[NANOG] Re: JunOS and MX trojan and malware

16 Mar 2025

      Oh. And this is not getting better, this is getting worse.

In juniper you can do flow -> logical -> physical -> npu level
admission control. LPTS is NPU. So collateral damage is very
expensive.

There was 'lpts punt excessive-flow-trap' which was retired, and we
couldn't get Cisco to understand why replacement is needed.

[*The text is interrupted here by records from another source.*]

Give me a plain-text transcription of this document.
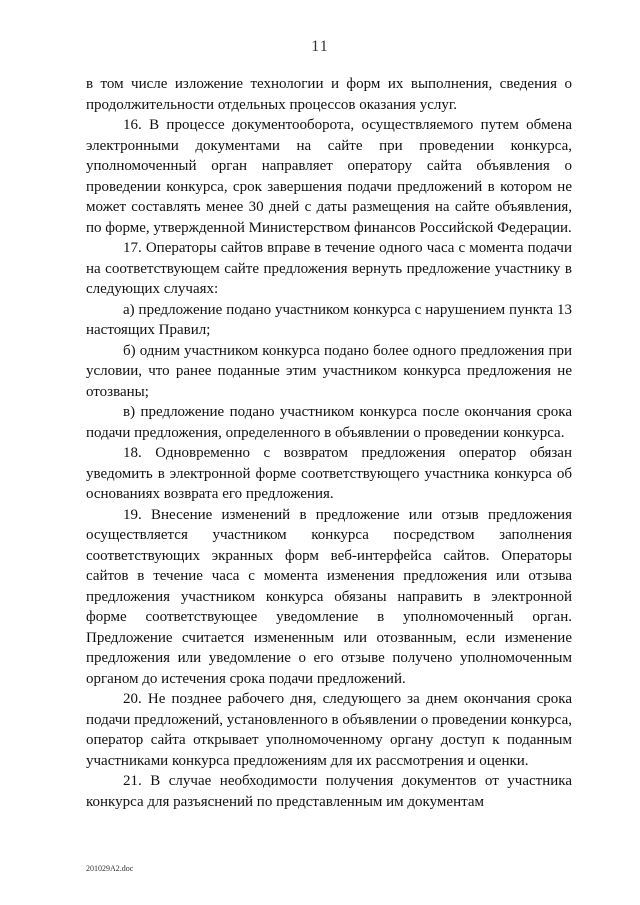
11

в том числе изложение технологии и форм их выполнения, сведения о продолжительности отдельных процессов оказания услуг.

16. В процессе документооборота, осуществляемого путем обмена электронными документами на сайте при проведении конкурса, уполномоченный орган направляет оператору сайта объявления о проведении конкурса, срок завершения подачи предложений в котором не может составлять менее 30 дней с даты размещения на сайте объявления, по форме, утвержденной Министерством финансов Российской Федерации.

17. Операторы сайтов вправе в течение одного часа с момента подачи на соответствующем сайте предложения вернуть предложение участнику в следующих случаях:

а) предложение подано участником конкурса с нарушением пункта 13 настоящих Правил;

б) одним участником конкурса подано более одного предложения при условии, что ранее поданные этим участником конкурса предложения не отозваны;

в) предложение подано участником конкурса после окончания срока подачи предложения, определенного в объявлении о проведении конкурса.

18. Одновременно с возвратом предложения оператор обязан уведомить в электронной форме соответствующего участника конкурса об основаниях возврата его предложения.

19. Внесение изменений в предложение или отзыв предложения осуществляется участником конкурса посредством заполнения соответствующих экранных форм веб-интерфейса сайтов. Операторы сайтов в течение часа с момента изменения предложения или отзыва предложения участником конкурса обязаны направить в электронной форме соответствующее уведомление в уполномоченный орган. Предложение считается измененным или отозванным, если изменение предложения или уведомление о его отзыве получено уполномоченным органом до истечения срока подачи предложений.

20. Не позднее рабочего дня, следующего за днем окончания срока подачи предложений, установленного в объявлении о проведении конкурса, оператор сайта открывает уполномоченному органу доступ к поданным участниками конкурса предложениям для их рассмотрения и оценки.

21. В случае необходимости получения документов от участника конкурса для разъяснений по представленным им документам

201029A2.doc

E.g. interface1 customer has L2 loop, and offers us excessive amount
of ARP. Other interfaces in same NPU are dead too, you used to be able
to address this in excessive-flow-trap.

Further it is impossible to expect customers to understand LPTS, when
Cisco does not. We had PE-CE BGP flaps in 690279616, where TAC was
focused on fixing our MQC config, despite LPTS not being subject to
MQC at all. It took escalation to Xander, who initially thought
ingress ACL can be used to discriminate here, until I reminded him how
LPTS works and he luckily didn't try to gas light like TAC, but
immediately agreed that LPTS is not subject to ingress ACL either
(apparently it at some time was, which is why Xander was confused for
a while).

So when LPTS does have gaps or collateral damage, you can't even add
ACL or ingress MQC to tactically address the offending interface.

So lot more complexity would be needed, to make LPTS functional, but
already the complexity is higher than what vendor can support. And
complexity is being reduced (removal of flow-trap) without
understanding why it was actually needed.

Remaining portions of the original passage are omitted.